Le Tableau 2 montre les différents éléments qui entrent dans la composition du prix au détail. On voit que la valeur CAF est seulement de Rs 36,33 sur le prix de Rs 74,10 par litre. La différence est représentée principalement par des facteurs qui n’ont aucun rapport avec les coûts d’importation et d’exploitation de la STC.
Ces facteurs étrangers sont les taxes (Taxe d’accise et VAT) et les différentes contributions prélevées sur le prix de vente pour des besoins de financement divers tels que la contribution à la Road Development Authority (RDA), la contribution aux frais de transport à Rodrigues, la contribution pour la construction de facilités de stockage, et la subvention sur les denrées de base (riz, farine, gaz naturel).

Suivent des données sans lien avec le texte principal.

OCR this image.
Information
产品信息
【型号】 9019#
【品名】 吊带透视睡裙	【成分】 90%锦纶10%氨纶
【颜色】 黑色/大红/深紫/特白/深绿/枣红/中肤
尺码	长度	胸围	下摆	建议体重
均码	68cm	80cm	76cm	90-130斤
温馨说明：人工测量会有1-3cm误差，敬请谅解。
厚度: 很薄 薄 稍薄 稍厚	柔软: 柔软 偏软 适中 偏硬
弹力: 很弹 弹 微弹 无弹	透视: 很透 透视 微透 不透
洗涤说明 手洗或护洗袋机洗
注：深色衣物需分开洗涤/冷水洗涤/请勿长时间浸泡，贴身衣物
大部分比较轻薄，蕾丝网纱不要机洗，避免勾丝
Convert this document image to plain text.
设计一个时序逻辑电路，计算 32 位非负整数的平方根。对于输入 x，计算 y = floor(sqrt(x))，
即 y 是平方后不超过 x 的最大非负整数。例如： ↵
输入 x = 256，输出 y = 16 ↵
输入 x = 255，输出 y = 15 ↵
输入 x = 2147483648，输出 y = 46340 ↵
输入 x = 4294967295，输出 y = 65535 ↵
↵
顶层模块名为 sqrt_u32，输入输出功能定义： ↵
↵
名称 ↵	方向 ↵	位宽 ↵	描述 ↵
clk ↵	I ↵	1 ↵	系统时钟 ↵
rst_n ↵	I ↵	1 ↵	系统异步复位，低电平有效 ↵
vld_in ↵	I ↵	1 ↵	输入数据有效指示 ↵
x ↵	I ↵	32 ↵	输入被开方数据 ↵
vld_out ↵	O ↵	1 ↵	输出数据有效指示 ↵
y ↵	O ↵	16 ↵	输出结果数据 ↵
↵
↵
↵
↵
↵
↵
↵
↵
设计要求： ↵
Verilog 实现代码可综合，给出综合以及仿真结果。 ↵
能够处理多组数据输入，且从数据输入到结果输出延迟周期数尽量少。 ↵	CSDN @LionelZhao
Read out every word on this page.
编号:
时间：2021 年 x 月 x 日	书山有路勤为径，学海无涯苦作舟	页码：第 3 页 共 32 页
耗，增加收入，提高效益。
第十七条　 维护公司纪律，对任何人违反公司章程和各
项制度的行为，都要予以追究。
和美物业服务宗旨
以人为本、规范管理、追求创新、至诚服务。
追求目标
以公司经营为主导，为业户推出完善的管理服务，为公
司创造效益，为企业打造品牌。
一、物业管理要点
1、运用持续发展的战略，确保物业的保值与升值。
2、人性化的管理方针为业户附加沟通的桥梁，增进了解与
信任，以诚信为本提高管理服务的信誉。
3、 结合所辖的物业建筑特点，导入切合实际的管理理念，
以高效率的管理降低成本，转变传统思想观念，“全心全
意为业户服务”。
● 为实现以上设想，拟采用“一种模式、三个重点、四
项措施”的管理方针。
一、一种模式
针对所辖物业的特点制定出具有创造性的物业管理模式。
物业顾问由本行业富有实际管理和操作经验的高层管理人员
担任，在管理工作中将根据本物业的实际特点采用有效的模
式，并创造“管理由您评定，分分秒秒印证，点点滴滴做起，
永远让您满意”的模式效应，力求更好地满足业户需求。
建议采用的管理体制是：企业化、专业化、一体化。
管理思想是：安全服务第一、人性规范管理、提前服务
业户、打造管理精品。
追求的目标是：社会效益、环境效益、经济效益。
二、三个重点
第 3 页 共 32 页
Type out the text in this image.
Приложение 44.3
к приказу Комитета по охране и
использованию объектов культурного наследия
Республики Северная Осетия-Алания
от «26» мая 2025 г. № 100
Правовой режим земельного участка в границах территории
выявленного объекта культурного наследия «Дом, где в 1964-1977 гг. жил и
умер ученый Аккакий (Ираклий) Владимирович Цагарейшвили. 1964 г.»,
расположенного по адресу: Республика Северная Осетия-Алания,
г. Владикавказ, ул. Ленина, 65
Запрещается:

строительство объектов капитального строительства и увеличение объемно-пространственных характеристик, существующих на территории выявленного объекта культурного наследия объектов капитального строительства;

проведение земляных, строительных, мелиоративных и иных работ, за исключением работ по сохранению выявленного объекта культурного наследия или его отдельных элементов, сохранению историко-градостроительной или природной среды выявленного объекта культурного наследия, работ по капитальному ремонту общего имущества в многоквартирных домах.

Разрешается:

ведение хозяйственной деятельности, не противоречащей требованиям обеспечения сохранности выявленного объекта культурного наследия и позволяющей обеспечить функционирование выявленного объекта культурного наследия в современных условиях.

Comme l’indique le Tableau 3, les taxes et les contributions prélevées à la source totalisent Rs 33 par litre d’essence, soit 44,53% du prix de vente au détail. Àtitre de comparaison, les taxes sur l’essence représentent 30% du prix à la pompe en Ontario, au Canada. Elles comprennent la taxe d’accise fédérale (10 cents par litre), la taxe de vente provinciale (9 cents par litre), la VAT fédérale (13%) et la taxe fédérale sur le carbone (11,10 cents par litre).
Le 19 décembre 2022, le prix par litre d’essence ordinaire en Ontario, au Canada, était de 1,36 $ (dollar canadien), soit Rs 43,52 au taux de change de Rs 32 par dollar. En termes de parité du pouvoir d’achat, on constate donc que le prix de l’essence est beaucoup moins cher en Ontario (Canada) qu’à Maurice alors que le salaire minimum est plus élevé en Ontario (15 $/Rs 480 par heure) en comparaison avec Maurice.
Les prix des carburants ont un effet multiplicateur dans l’économie en général. Lorsque le prix de l’essence prend l’ascenseur, il cause toujours un effet domino en poussant le coût de la vie encore plus à la hausse. Les transporteurs refileront la facture à leurs clients, lesquels la feront payer par les consommateurs. C’est un cercle vicieux qui perpétue la spirale de l’inflation. Celle-ci à Maurice a atteint 11,9% en novembre 2022, selon les chiffres officiels. Or, selon les évidences qui nous proviennent du terrain, tout indique une poussée inflationniste plus importante, d’où cette inquiétude grandissante du coût de la vie qui a poussé un citoyen à une grève de la faim, sans toutefois réussir àchanger d’un iota la politique officielle.
Poids des taxes indirectes
Pourquoi le gouvernement refuse-t-il de baisser les taxes sur les prix des carburants ? Il y a trois raisons
- La STC se voit obligé de renflouer ses caisses après avoir déboursé Rs5,4 milliards en dommages à la compagnie Betamax qui a eu gain de cause contre l’État après la résiliation de son contrat de transport de produits pétroliers.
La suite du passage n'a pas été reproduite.